Background: Client, a Canadian citizen, approached SRW after being issued an Expedited Removal Order (ERO) in July 2012, while applying for L-1B status.
Consequence of ERO: As a result of the ERO, the Client was barred from reentering the U.S. for a five (5) year period – from July 2012 to July 2017. However, the bar would cause her to be limited professionally with her current employer since her employer wanted to assign her duties that would require traveling to the U.S. In addition, she had extensive family ties to the U.S.
Options: After consulting with Client, we told her the options were to either serve out her bar of five (5) years or apply for permission to reapply for admission after serving some of her bar.

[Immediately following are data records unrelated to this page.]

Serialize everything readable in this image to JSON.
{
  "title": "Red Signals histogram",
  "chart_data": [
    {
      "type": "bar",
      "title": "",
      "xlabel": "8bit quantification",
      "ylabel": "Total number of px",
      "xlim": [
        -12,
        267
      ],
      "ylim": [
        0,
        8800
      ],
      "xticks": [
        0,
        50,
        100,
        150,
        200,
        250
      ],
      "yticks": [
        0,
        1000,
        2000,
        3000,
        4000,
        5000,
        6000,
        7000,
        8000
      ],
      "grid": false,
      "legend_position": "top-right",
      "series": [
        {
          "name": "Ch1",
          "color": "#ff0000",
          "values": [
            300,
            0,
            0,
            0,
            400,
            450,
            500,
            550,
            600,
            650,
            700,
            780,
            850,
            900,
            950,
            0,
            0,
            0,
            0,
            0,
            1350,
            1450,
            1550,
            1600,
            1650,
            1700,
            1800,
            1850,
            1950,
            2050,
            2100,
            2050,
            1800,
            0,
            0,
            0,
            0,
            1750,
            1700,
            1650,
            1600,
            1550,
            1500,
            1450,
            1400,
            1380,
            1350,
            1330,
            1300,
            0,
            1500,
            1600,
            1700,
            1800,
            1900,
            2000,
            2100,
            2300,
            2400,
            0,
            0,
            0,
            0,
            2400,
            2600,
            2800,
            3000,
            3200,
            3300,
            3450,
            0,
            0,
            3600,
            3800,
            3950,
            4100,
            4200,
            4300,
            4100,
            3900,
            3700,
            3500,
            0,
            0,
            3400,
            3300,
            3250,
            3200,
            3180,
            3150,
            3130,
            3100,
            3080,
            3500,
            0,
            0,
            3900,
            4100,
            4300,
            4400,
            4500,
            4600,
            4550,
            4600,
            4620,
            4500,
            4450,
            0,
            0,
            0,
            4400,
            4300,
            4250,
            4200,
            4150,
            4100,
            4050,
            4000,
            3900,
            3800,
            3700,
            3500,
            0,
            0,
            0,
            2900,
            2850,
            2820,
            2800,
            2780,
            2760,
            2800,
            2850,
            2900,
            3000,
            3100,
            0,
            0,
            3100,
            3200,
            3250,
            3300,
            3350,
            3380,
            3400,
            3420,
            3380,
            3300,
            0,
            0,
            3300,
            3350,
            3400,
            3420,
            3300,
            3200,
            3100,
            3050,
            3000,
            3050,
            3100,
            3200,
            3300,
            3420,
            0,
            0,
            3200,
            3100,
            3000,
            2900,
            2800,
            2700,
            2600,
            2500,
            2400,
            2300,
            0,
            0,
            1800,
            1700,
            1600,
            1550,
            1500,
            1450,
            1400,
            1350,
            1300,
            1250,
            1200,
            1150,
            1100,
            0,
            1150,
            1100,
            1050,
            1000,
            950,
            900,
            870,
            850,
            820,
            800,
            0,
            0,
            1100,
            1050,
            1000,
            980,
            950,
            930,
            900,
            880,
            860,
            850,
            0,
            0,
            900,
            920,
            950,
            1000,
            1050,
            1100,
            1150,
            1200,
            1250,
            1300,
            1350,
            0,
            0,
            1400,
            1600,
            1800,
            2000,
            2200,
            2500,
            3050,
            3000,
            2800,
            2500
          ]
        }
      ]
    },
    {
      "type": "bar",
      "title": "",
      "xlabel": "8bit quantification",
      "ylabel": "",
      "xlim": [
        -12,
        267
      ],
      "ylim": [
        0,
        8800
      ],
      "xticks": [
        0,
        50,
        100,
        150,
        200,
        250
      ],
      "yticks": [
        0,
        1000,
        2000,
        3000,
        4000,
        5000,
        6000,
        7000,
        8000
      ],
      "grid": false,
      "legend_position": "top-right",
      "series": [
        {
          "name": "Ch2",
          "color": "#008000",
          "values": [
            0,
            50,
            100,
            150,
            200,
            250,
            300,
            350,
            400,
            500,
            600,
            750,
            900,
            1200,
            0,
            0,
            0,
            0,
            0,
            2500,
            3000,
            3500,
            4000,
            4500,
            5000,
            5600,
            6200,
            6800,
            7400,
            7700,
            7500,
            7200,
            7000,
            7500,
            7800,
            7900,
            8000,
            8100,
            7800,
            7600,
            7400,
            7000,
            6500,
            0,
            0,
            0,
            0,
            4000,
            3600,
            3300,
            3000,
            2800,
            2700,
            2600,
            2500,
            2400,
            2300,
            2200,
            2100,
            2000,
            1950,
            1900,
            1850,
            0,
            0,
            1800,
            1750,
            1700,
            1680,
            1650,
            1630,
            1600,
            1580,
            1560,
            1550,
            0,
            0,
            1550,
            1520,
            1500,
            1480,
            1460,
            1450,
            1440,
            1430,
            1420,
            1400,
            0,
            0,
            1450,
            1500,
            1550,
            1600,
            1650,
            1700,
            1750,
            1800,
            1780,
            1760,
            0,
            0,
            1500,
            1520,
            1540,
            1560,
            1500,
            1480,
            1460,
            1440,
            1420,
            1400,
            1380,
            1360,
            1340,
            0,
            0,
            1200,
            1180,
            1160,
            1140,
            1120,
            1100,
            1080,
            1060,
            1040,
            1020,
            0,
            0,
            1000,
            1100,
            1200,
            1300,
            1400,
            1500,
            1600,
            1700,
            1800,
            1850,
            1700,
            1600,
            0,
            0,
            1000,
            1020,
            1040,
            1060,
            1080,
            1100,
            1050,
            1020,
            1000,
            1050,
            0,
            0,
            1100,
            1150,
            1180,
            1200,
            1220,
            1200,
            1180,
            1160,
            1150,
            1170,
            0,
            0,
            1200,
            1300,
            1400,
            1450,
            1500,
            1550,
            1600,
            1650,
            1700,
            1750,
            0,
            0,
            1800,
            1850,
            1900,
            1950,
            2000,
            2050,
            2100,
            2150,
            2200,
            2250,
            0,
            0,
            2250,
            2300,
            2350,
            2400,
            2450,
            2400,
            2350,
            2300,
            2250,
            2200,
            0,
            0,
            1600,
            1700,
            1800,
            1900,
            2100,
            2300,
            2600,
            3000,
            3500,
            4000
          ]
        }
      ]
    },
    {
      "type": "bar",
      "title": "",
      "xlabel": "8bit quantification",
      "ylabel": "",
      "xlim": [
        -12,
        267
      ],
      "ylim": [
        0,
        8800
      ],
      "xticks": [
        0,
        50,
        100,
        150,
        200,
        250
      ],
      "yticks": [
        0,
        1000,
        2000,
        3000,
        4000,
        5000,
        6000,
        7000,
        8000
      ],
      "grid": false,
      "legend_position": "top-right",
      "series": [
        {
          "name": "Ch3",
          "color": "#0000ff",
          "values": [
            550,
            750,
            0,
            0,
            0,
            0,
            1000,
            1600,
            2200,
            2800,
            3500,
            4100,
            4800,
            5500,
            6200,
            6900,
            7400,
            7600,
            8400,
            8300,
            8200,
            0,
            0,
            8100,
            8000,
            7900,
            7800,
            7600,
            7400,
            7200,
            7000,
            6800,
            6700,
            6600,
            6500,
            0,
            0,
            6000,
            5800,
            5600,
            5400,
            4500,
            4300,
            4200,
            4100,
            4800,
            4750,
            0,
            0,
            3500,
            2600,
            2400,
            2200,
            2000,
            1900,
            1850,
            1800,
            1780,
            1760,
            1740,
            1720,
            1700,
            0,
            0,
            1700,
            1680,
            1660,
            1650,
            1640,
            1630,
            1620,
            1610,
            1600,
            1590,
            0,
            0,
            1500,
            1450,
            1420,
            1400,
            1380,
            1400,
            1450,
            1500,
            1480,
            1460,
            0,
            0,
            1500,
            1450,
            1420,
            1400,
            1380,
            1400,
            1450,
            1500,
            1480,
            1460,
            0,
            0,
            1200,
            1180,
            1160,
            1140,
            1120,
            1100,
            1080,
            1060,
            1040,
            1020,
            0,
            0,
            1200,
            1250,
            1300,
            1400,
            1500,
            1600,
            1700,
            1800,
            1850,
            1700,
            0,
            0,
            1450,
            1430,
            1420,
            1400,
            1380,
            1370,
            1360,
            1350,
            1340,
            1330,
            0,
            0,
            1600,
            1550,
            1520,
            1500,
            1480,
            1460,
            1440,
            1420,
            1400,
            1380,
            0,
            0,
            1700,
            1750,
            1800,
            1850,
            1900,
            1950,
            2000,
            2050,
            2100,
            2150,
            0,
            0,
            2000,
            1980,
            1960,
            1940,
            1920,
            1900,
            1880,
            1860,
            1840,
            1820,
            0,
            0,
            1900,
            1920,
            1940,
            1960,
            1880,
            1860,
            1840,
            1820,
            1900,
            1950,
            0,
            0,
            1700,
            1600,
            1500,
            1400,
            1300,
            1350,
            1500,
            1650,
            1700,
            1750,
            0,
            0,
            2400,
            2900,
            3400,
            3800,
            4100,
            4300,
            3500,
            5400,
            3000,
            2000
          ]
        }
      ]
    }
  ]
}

Client chose the latter.
Adjudication Time: 157 Days – Application filed in October 2015 (more than three (3) years after July 2012 ERO)
Adjudicating Agency: Admissibility Review Office (Filed @ Peace Bridge Port of Entry in Buffalo, New York)
Grounds of Inadmissibility: INA § 212(a)(9)(A)(i) - Alien previously removed pursuant to an Order of Expedited Removal under INA §235, solely under INA §212(a)(7)(A)(i)(I)
Purpose of Entry into U.S.: Business and Pleasure Visits [B-1/B-2] or Employment in TN, H-1B or L-1
SRW Waiver Strategy: Evidence of Rehabilitation (demonstrated remorse, rehabilitation and compliance U.S. removal order); Establish strong ties to Canada; Compelling reasons for entry (Single mother with many family members living in the U.S. including parents, siblings and extended family members and U.S. travel ban impacting children’s relationships with U.S. family members; Inability to travel to the U.S. limiting ability to perform job duties for current employer; Lack of any criminal history); Over half of the removal bar was served at the time of filing.